É verdade que até ao último terço do século XIX a própria historiografia e filosofia positivista – especialmente a académica – renunciava à reflexão em torno da religião, da arte e da poesia marranas. Tornou-se necessário não somente projectar para a primeira cena um novo personagem - o cripto-judeu - mas também demonstrar a intrínseca relação do marranismo com a cultura e o pensamento portugueses, e isto foi realizado por Sampaio Bruno.
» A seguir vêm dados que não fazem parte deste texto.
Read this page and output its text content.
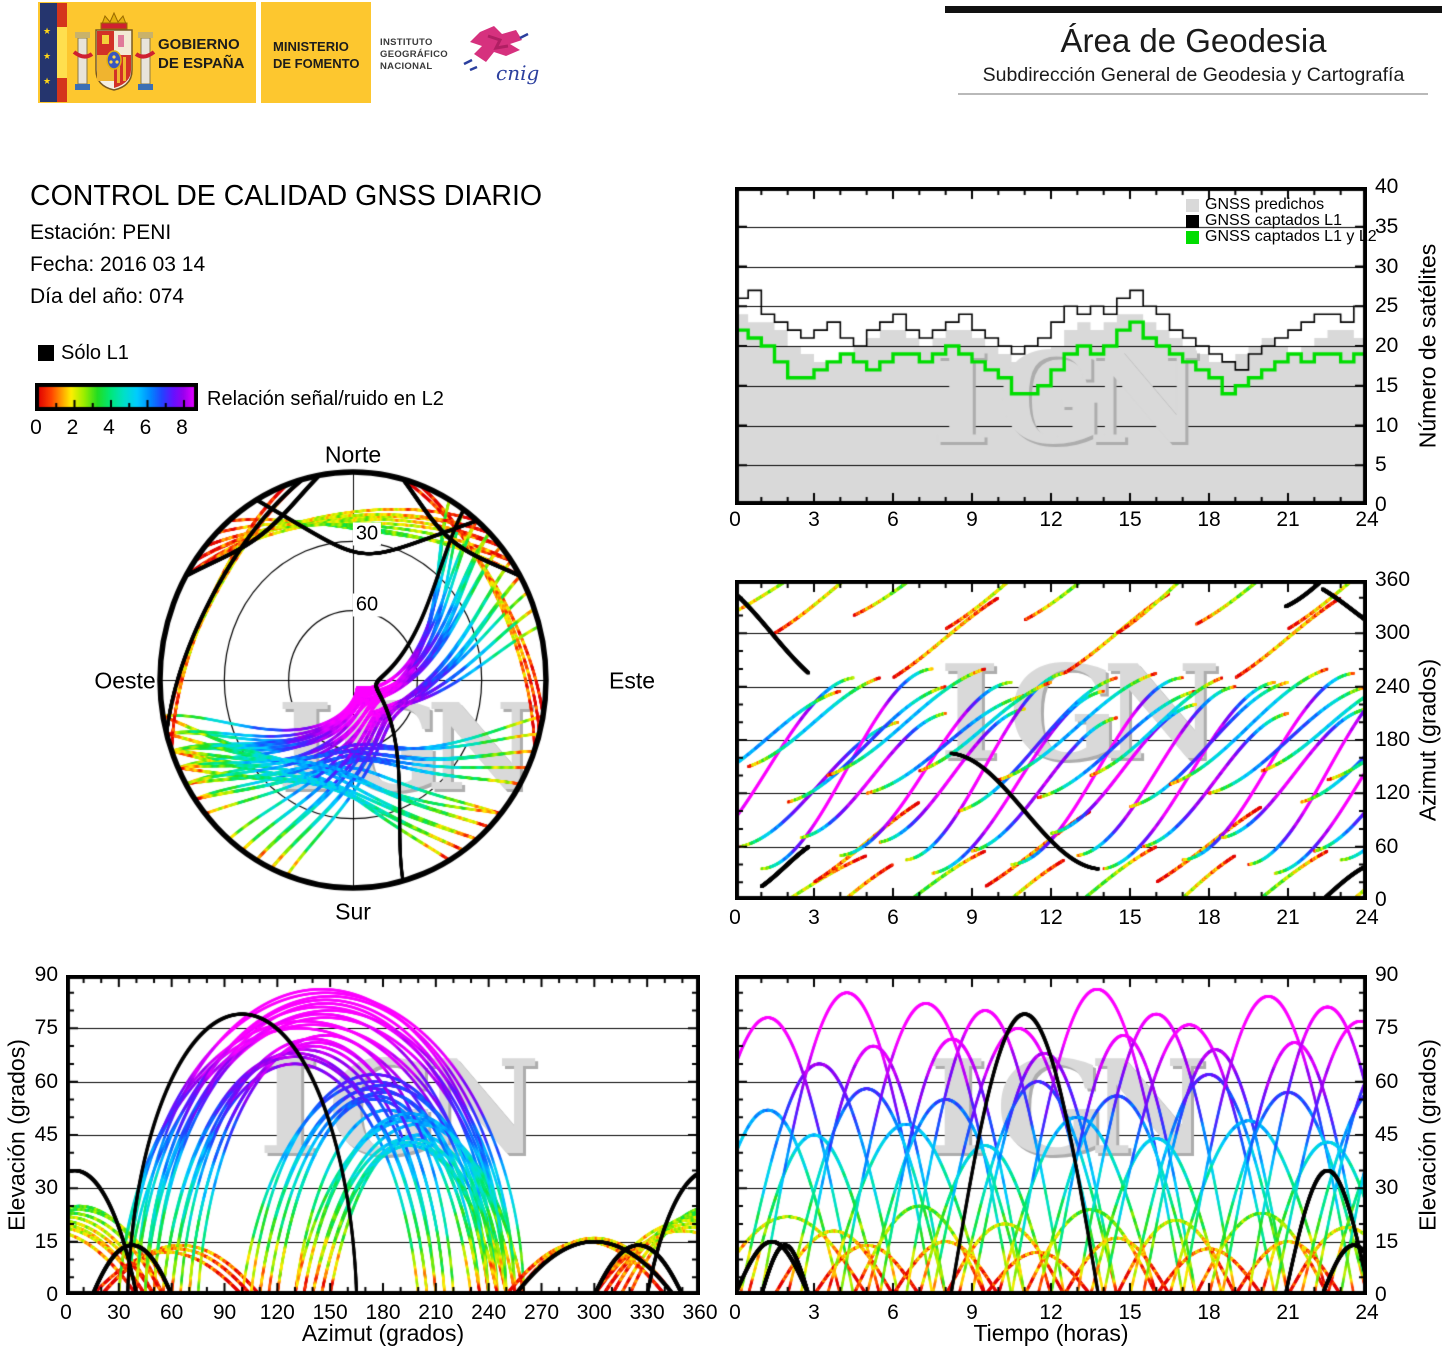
★
★
★
GOBIERNO
DE ESPAÑA
MINISTERIO
DE FOMENTO
INSTITUTO
GEOGRÁFICO
NACIONAL	cnig
Área de Geodesia
Subdirección General de Geodesia y Cartografía
CONTROL DE CALIDAD GNSS DIARIO
Estación: PENI
Fecha: 2016 03 14
Día del año: 074
Sólo L1
Relación señal/ruido en L2
0 2 4 6 8
Norte
Sur
Oeste	Este
30
60
GNSS predichos
GNSS captados L1
GNSS captados L1 y L2
Número de satélites
Azimut (grados)
Elevación (grados)
Elevación (grados)
Azimut (grados)	Tiempo (horas)
0	3	6	9	12	15	18	21	24
0
5
10
15
20
25
30
35
40
0	3	6	9	12	15	18	21	24
0
60
120
180
240
300
360
0 30 60 90 120 150 180 210 240 270 300 330 360
0
15
30
45
60
75
90
0	3	6	9	12	15	18	21	24
0
15
30
45
60
75
90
O desafio consistiu em circunscrever explicitamente (num determinado contexto espácio-temporal e ideológico “avant-garde” do “fin-du-siècle”) os diferentes aspectos sob os quais pode ser considerado sumariamente o problema complexo da fé – o núcleo da individuação religiosa marrana sephardi – relativamente à qual nos limitamos a referenciar paradoxalmente, diríamos, o traçado do chamado catolicismo (que acabou saindo vitorioso) e o mosaísmo (como uma tradição que é transmitida).
Recalcamento
Falámos de um sincretismo (presente no converso) por demais inegável (em uma complexidade contraditória) e também de um quadro psíquico de recalcamento, como mais adiante veremos, que, assim, subsistiu através de gerações (o retorno inelutável do reprimido). Reconhecendo a importância do engajamento marrano – a partir de diversos índices discursivos – poético-narrativos – não deixaremos, contudo, de considerar a dialéctica do infinito do sentido – a redenção pela linguagem. Aqui se torna evidente a urgente necessidade de procurarmos uma via de acesso adequada à determinação do marranismo - a pedra de toque dos comportamentos, das práticas e de um sistema de crenças bastante distintas – tomando em consideração a imagem de si – construída no e pelo discurso. É muito fácil de ver que a escrita e a criação literárias marranas – na sua dis(con)junção – lance de dados – traçou uma linha de demarcação da arte como criptografia metafísica. Seguramente. Trata-se de re(des)velar a (sub)cultura fazendo ecoar a letra e a voz que o anátema – a coerção inquisitorial – fez calar. Neste contexto, o importante é ter em conta que a liberdade se insere na dimensão do imperscrutável.